At the media conference that followed his election, David Shearer talked about bringing a “fresh face” to a “fresh start”, and of wanting to build a “clean, green and clever” economy “open to all New Zealanders”. Most importantly, Labour’s new leader wants to “reconnect” his party with the people whose support it has lost.

These are not the factory workers of yesteryear, they’re the independent contractors and self-employed workers of today. Workers who, for better or for worse, have only themselves and their families to rely on. Workers who, though unprotected by unions, and unsupported by the State, are nevertheless proud of what they have made out of the skills they have acquired and the opportunities they have seized.

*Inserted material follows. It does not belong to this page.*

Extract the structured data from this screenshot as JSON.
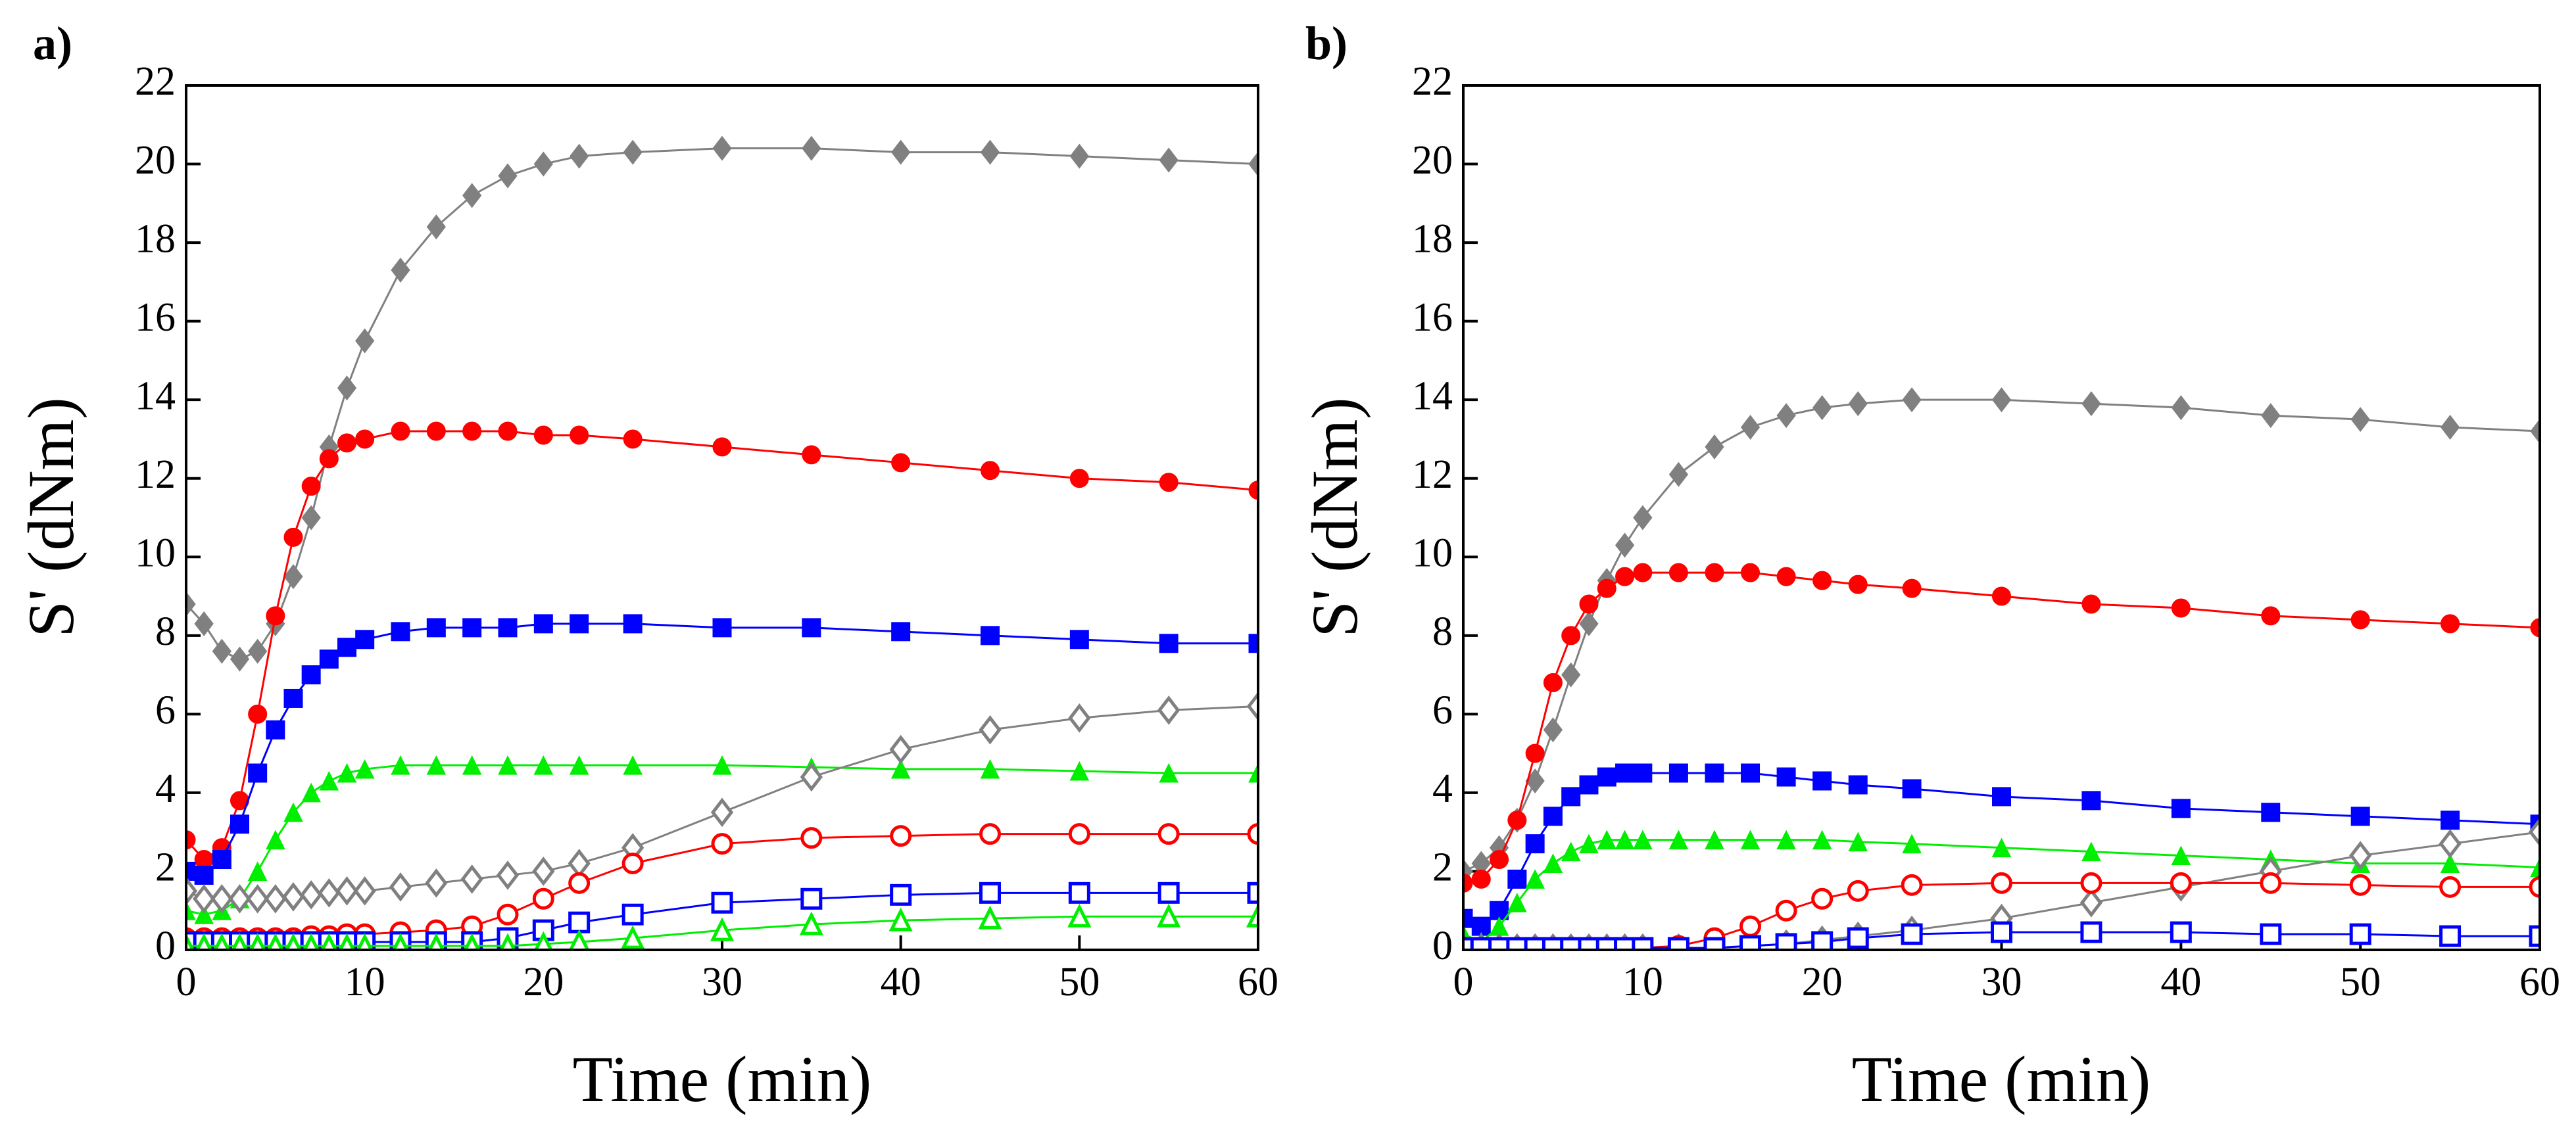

Like the farmers of Palestine and the herdsmen of Somalia, all these New Zealanders want is a chance to get on with their lives in peace and without undue interference. An olive grove, a herd of cattle, or a little franchise business mowing lawns, altering clothes or splicing cables: the difference in the end is pretty negligible. These are “little guys” in a large and too-often-uncaring world. And all they’re looking for is someone and something to stand in their corner; a person and a party to watch their back.

And that, for his whole adult life, is precisely what David Shearer has been doing.

And the men in the blue sedan haven’t been able to stop him yet.